The financial service industry want to protect their right to abuse pension plan and IRA owners for one reason, greed. During my compliance days, I would estimate that 90 percent of my objections had to do with recommendations involving variable annuities. The sales assistants would dread bringing me the paperwork, as they knew I would probably reject the trade as presented with my signature mantra – “All God’s children do not need a variable annuity.”

Variable annuities usually pay commissions in the range of 7-8 percent, approximately twice the commissions of mutual funds. Various annuities typically use an equitable method of computing a variable annuities annual fees, producing a significant, albeit unmerited, windfall for the annuity issuer at the annuity owner’s expense.

The typical annual fee runs in the range of 2-2.5 percent a year. Given the fact that each additional 1 percent of fees reduces an investment owner’s end return by 17 percent over a twenty year period, many variable owners are losing a third or more of their returns to variable annuity fees alone. Throw in another 1 percent for an advisor’s fee and the annuity owner has thrown away over half of the investment’s return!

The proposed fiduciary standard generally discussed would not prevent financial services salesmen from selling reasonable investment products or from receiving reasonable commissions from the sale of such products. The only change would be that the sale of such products would have to always be in the customer’s best interests. The financial services industry knows that it is not, and cannot, meet that standard, as evidenced by their continuous objection to the adoption of the proposed fiduciary standard.

Check the voting records of your representative and your Senator.

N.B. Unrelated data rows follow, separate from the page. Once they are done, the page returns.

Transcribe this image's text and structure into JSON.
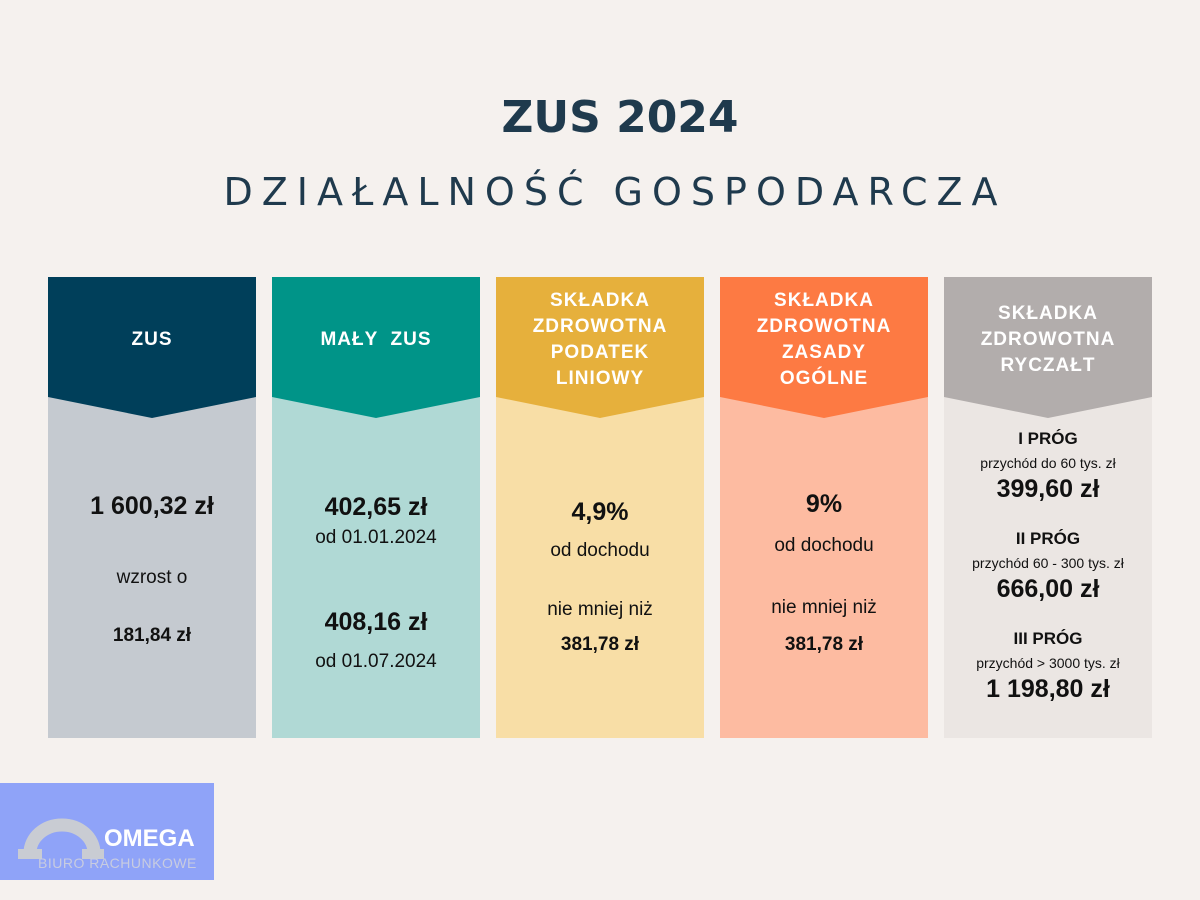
{
  "header": {
    "title": "ZUS 2024",
    "subtitle": "DZIAŁALNOŚĆ GOSPODARCZA"
  },
  "columns": [
    {
      "title": [
        "ZUS"
      ],
      "amount": "1 600,32 zł",
      "increase_label": "wzrost o",
      "increase_value": "181,84 zł"
    },
    {
      "title": [
        "MAŁY  ZUS"
      ],
      "amount_1": "402,65 zł",
      "date_1": "od 01.01.2024",
      "amount_2": "408,16 zł",
      "date_2": "od 01.07.2024"
    },
    {
      "title": [
        "SKŁADKA",
        "ZDROWOTNA",
        "PODATEK",
        "LINIOWY"
      ],
      "rate": "4,9%",
      "basis": "od dochodu",
      "min_label": "nie mniej niż",
      "min_value": "381,78 zł"
    },
    {
      "title": [
        "SKŁADKA",
        "ZDROWOTNA",
        "ZASADY",
        "OGÓLNE"
      ],
      "rate": "9%",
      "basis": "od dochodu",
      "min_label": "nie mniej niż",
      "min_value": "381,78 zł"
    },
    {
      "title": [
        "SKŁADKA",
        "ZDROWOTNA",
        "RYCZAŁT"
      ],
      "thresholds": [
        {
          "name": "I PRÓG",
          "range": "przychód do 60 tys. zł",
          "value": "399,60 zł"
        },
        {
          "name": "II PRÓG",
          "range": "przychód  60 - 300 tys. zł",
          "value": "666,00 zł"
        },
        {
          "name": "III PRÓG",
          "range": "przychód > 3000 tys. zł",
          "value": "1 198,80 zł"
        }
      ]
    }
  ],
  "logo": {
    "name": "OMEGA",
    "tagline": "BIURO RACHUNKOWE",
    "background": "#8fa3f8"
  }
}
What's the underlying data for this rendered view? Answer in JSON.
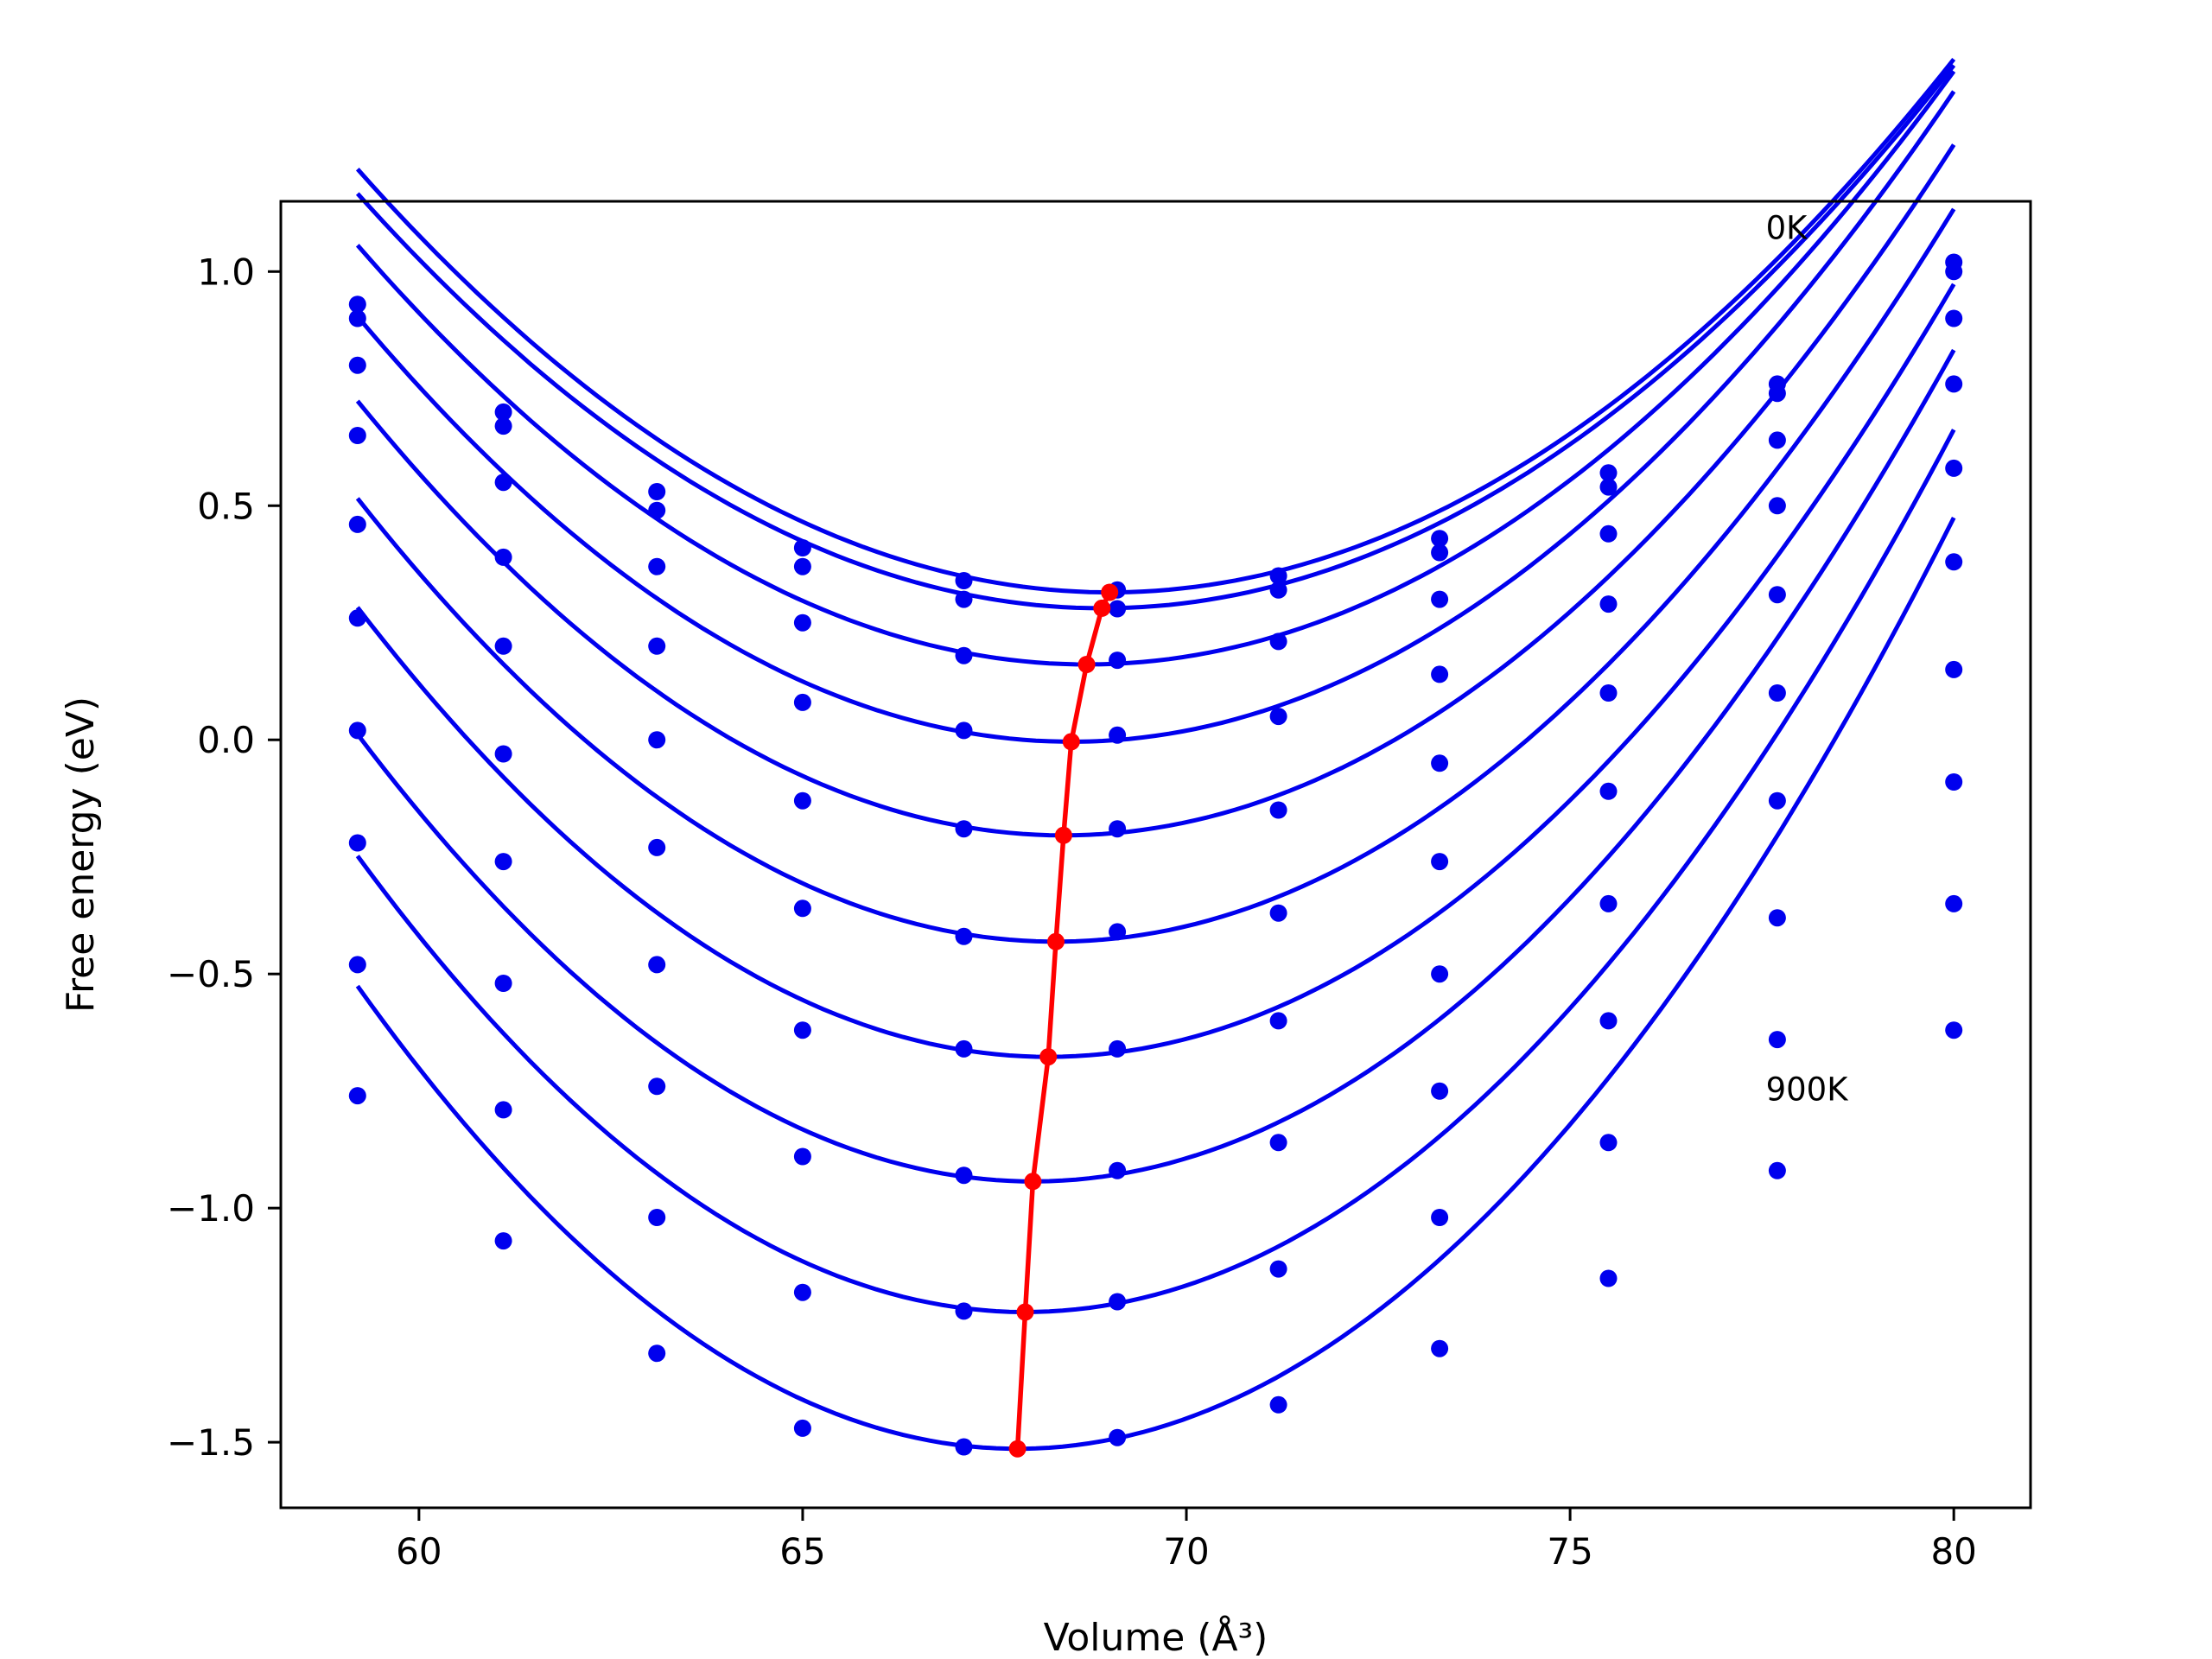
{
  "chart_data": {
    "type": "line",
    "xlabel": "Volume (Å³)",
    "ylabel": "Free energy (eV)",
    "xlim": [
      58.2,
      81.0
    ],
    "ylim": [
      -1.64,
      1.15
    ],
    "xticks": [
      60,
      65,
      70,
      75,
      80
    ],
    "yticks": [
      -1.5,
      -1.0,
      -0.5,
      0.0,
      0.5,
      1.0
    ],
    "xtick_labels": [
      "60",
      "65",
      "70",
      "75",
      "80"
    ],
    "ytick_labels": [
      "−1.5",
      "−1.0",
      "−0.5",
      "0.0",
      "0.5",
      "1.0"
    ],
    "grid": false,
    "annotations": [
      {
        "text": "0K",
        "x": 77.55,
        "y": 1.07
      },
      {
        "text": "900K",
        "x": 77.55,
        "y": -0.77
      }
    ],
    "colors": {
      "curves": "#0000ee",
      "minimum_path": "#ff0000"
    },
    "x": [
      59.2,
      61.1,
      63.1,
      65.0,
      67.1,
      69.1,
      71.2,
      73.3,
      75.5,
      77.7,
      80.0
    ],
    "series": [
      {
        "values": [
          0.93,
          0.7,
          0.53,
          0.41,
          0.34,
          0.32,
          0.35,
          0.43,
          0.57,
          0.76,
          1.02
        ],
        "fit": {
          "a": 0.00941,
          "v0": 69.0,
          "e0": 0.315
        }
      },
      {
        "values": [
          0.9,
          0.67,
          0.49,
          0.37,
          0.3,
          0.28,
          0.32,
          0.4,
          0.54,
          0.74,
          1.0
        ],
        "fit": {
          "a": 0.00941,
          "v0": 68.9,
          "e0": 0.281
        }
      },
      {
        "values": [
          0.8,
          0.55,
          0.37,
          0.25,
          0.18,
          0.17,
          0.21,
          0.3,
          0.44,
          0.64,
          0.9
        ],
        "fit": {
          "a": 0.00992,
          "v0": 68.7,
          "e0": 0.161
        }
      },
      {
        "values": [
          0.65,
          0.39,
          0.2,
          0.08,
          0.02,
          0.01,
          0.05,
          0.14,
          0.29,
          0.5,
          0.76
        ],
        "fit": {
          "a": 0.0105,
          "v0": 68.5,
          "e0": -0.004
        }
      },
      {
        "values": [
          0.46,
          0.2,
          0.0,
          -0.13,
          -0.19,
          -0.19,
          -0.15,
          -0.05,
          0.1,
          0.31,
          0.58
        ],
        "fit": {
          "a": 0.01096,
          "v0": 68.4,
          "e0": -0.204
        }
      },
      {
        "values": [
          0.26,
          -0.03,
          -0.23,
          -0.36,
          -0.42,
          -0.41,
          -0.37,
          -0.26,
          -0.11,
          0.1,
          0.38
        ],
        "fit": {
          "a": 0.01143,
          "v0": 68.3,
          "e0": -0.431
        }
      },
      {
        "values": [
          0.02,
          -0.26,
          -0.48,
          -0.62,
          -0.66,
          -0.66,
          -0.6,
          -0.5,
          -0.35,
          -0.13,
          0.15
        ],
        "fit": {
          "a": 0.01185,
          "v0": 68.2,
          "e0": -0.677
        }
      },
      {
        "values": [
          -0.22,
          -0.52,
          -0.74,
          -0.89,
          -0.93,
          -0.92,
          -0.86,
          -0.75,
          -0.6,
          -0.38,
          -0.09
        ],
        "fit": {
          "a": 0.01233,
          "v0": 68.0,
          "e0": -0.943
        }
      },
      {
        "values": [
          -0.48,
          -0.79,
          -1.02,
          -1.18,
          -1.22,
          -1.2,
          -1.13,
          -1.02,
          -0.86,
          -0.64,
          -0.35
        ],
        "fit": {
          "a": 0.01287,
          "v0": 67.9,
          "e0": -1.222
        }
      },
      {
        "values": [
          -0.76,
          -1.07,
          -1.31,
          -1.47,
          -1.51,
          -1.49,
          -1.42,
          -1.3,
          -1.15,
          -0.92,
          -0.62
        ],
        "fit": {
          "a": 0.01336,
          "v0": 67.8,
          "e0": -1.514
        }
      }
    ],
    "minimum_path": {
      "x": [
        69.0,
        68.9,
        68.7,
        68.5,
        68.4,
        68.3,
        68.2,
        68.0,
        67.9,
        67.8
      ],
      "y": [
        0.315,
        0.281,
        0.161,
        -0.004,
        -0.204,
        -0.431,
        -0.677,
        -0.943,
        -1.222,
        -1.514
      ]
    }
  }
}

If they voted against providing you with the protections that a fiduciary standard would provide, if they basically told you that they care more about the financial services industry and their money than you and your financial security, I strongly suggest that you consider sending them a message the next time they are up for re-election, a message that you want them to serve and protect you rather than special interest groups.

My five-year-old “agent” just walked into my office. Someone stole her jacket so we are going to “de-stress” and buy her a replacement jacket. Then it’s to our favorite restaurant for pimento cheese sandwiches, Arnold Palmers and probably a sundae with tons of sprinkles. The fiduciary fight will have to wait until tomorrow. After all, there’s more than one way to skin a cat. To quote the unsinkable Molly Brown – “Nothin’ nor nobody wants me down likes I wants me up!”